Es un buen momento para leer Juan Lacaze, los textiles de Puerto Sauce. Memorias de trabajadores (1930-2015), el libro de Francisco Abella que editó Banda Oriental el año pasado. Es oportuno porque si bien hoy el foco de atención está puesto en la complicada situación de la papelera Fanapel, para entender qué sucede en Juan Lacaze es importante tener en cuenta la trayectoria de sus dos principales industrias: la textil y la papelera.

Abella trabaja en torno a la formación de la identidad textil lacazina, desde sus principales hitos: la fundación de Campomar y Soulas en 1906, la época dorada de mediados de siglo, el traumático cierre de 1993, la experiencia de Agolan -que durante casi dos décadas fue administrada por la Corporación Nacional para el Desarrollo-, y la formación, en 2014, de la Cooperativa Textil Puerto Sauce, que sigue en actividad, con unos 100 trabajadores.
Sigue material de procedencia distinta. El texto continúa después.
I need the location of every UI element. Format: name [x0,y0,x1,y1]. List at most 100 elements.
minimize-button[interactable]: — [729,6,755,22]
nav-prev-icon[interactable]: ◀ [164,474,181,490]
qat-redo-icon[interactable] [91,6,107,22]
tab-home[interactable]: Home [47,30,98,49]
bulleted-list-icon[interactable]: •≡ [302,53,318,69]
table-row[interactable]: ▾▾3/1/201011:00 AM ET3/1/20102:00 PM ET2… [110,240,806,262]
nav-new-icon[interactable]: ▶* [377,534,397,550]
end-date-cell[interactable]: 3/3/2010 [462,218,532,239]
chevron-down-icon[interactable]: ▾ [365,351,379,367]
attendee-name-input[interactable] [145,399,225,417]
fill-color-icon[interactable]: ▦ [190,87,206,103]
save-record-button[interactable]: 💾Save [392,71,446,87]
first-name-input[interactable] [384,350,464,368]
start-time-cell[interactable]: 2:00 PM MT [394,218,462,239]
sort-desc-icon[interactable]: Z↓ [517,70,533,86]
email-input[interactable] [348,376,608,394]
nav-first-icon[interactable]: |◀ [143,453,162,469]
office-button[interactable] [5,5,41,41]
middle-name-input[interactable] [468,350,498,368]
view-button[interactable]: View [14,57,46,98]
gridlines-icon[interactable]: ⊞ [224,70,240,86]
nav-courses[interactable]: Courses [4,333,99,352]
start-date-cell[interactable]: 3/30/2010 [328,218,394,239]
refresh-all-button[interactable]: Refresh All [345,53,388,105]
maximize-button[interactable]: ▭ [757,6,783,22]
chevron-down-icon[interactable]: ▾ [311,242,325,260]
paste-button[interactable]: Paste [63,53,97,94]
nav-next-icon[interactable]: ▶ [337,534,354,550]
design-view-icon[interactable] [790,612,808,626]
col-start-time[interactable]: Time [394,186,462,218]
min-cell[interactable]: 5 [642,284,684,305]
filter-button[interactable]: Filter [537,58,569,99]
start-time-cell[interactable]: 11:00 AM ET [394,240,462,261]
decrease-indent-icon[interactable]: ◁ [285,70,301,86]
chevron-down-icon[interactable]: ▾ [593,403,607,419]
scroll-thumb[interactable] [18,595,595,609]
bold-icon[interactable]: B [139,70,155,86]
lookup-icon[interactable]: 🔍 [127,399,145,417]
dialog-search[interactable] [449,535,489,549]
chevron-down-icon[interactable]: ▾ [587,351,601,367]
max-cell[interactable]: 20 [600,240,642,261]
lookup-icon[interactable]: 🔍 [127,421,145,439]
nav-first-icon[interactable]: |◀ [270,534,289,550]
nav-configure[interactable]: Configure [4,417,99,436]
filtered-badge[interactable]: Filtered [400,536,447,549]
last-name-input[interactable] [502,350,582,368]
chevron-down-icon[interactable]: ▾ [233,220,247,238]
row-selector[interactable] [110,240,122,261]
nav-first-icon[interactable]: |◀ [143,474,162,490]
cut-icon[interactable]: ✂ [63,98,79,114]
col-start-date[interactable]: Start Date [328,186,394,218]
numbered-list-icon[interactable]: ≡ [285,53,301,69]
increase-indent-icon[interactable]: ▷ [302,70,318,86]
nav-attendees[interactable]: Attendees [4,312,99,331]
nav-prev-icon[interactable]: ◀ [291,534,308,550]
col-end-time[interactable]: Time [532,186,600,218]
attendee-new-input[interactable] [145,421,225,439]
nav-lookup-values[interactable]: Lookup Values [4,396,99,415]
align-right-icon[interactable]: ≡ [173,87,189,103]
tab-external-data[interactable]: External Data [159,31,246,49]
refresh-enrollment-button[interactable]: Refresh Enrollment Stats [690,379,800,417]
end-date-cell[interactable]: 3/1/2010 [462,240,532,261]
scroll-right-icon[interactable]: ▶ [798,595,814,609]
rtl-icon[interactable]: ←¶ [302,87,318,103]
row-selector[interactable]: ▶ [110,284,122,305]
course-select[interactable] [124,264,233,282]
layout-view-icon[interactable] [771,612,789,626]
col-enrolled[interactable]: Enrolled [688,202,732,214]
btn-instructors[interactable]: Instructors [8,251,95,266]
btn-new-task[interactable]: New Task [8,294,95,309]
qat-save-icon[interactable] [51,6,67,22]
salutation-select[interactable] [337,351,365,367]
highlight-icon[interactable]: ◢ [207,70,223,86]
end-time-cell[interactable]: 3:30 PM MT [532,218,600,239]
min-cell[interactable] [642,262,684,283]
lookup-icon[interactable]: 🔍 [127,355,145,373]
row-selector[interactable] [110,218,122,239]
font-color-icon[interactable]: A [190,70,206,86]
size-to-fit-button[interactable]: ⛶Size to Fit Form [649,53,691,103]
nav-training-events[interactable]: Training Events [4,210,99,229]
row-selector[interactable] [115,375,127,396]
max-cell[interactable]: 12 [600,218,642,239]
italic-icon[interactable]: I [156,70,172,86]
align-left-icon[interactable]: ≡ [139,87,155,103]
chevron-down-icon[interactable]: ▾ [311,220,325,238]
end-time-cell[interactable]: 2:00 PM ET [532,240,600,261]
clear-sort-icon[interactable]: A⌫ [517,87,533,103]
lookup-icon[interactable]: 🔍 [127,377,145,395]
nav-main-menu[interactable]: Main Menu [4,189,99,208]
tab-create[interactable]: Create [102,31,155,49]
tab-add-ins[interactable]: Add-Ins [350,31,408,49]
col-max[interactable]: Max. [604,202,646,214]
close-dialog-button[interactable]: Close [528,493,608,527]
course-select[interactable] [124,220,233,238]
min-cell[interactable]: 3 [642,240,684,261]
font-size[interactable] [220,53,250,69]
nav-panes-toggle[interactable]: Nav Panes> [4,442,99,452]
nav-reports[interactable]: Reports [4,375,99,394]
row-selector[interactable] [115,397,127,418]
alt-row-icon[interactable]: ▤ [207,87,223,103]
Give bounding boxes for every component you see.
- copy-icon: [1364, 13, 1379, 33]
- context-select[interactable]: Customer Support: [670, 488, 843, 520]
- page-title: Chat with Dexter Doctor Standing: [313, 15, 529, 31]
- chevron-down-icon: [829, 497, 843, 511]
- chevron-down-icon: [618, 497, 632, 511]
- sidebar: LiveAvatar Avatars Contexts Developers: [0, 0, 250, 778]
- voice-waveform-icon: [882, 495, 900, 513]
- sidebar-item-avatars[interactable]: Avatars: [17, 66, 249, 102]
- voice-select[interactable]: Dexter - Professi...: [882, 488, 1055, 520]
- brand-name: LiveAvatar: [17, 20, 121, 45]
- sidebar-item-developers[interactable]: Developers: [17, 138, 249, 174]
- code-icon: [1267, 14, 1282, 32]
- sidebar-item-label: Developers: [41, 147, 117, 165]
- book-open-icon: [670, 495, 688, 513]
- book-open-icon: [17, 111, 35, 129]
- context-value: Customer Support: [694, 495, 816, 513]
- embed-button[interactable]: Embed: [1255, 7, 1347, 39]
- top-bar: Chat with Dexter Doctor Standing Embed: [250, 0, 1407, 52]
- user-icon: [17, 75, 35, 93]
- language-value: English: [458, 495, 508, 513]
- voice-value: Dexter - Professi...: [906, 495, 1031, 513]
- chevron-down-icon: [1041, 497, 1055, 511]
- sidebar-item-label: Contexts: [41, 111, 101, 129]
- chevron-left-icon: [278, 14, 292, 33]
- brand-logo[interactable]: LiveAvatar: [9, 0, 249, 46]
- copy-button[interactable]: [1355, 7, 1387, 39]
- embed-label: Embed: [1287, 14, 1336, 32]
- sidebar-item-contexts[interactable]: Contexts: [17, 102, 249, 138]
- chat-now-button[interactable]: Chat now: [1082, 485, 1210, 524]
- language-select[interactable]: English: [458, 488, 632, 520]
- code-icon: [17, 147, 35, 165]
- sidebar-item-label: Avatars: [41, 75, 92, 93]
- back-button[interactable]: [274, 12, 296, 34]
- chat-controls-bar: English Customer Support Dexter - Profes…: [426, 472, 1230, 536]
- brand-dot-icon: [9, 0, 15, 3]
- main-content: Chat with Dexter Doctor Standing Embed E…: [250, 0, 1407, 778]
En su investigación, el antropólogo lacazino profundiza, a escala local, aspectos que podrían ser útiles para una mejor comprensión histórica de la industria nacional: por ejemplo, la formación de una identidad de izquierda desde la práctica sindical y la caracterización de una forma de operar con el Estado de cierto empresariado uruguayo.

Arranquemos con el primero. Juan Lacaze siempre ha sido zurdo y eso se explica, entre otras cosas, por la fortaleza de sus sindicatos; si uno mira los resultados electorales desde 1971 hasta la fecha, encuentra que la votación del Frente Amplio en esta localidad coloniense alcanzó porcentajes similares a los de barrios montevideanos como el Cerro o La Teja, también de tradición obrera. Dos datos más: fue una de las pocas ciudades del interior en las que ganó el voto verde en 1989 y es la única de Colonia gobernada por un alcalde frenteamplista, Darío Brugman.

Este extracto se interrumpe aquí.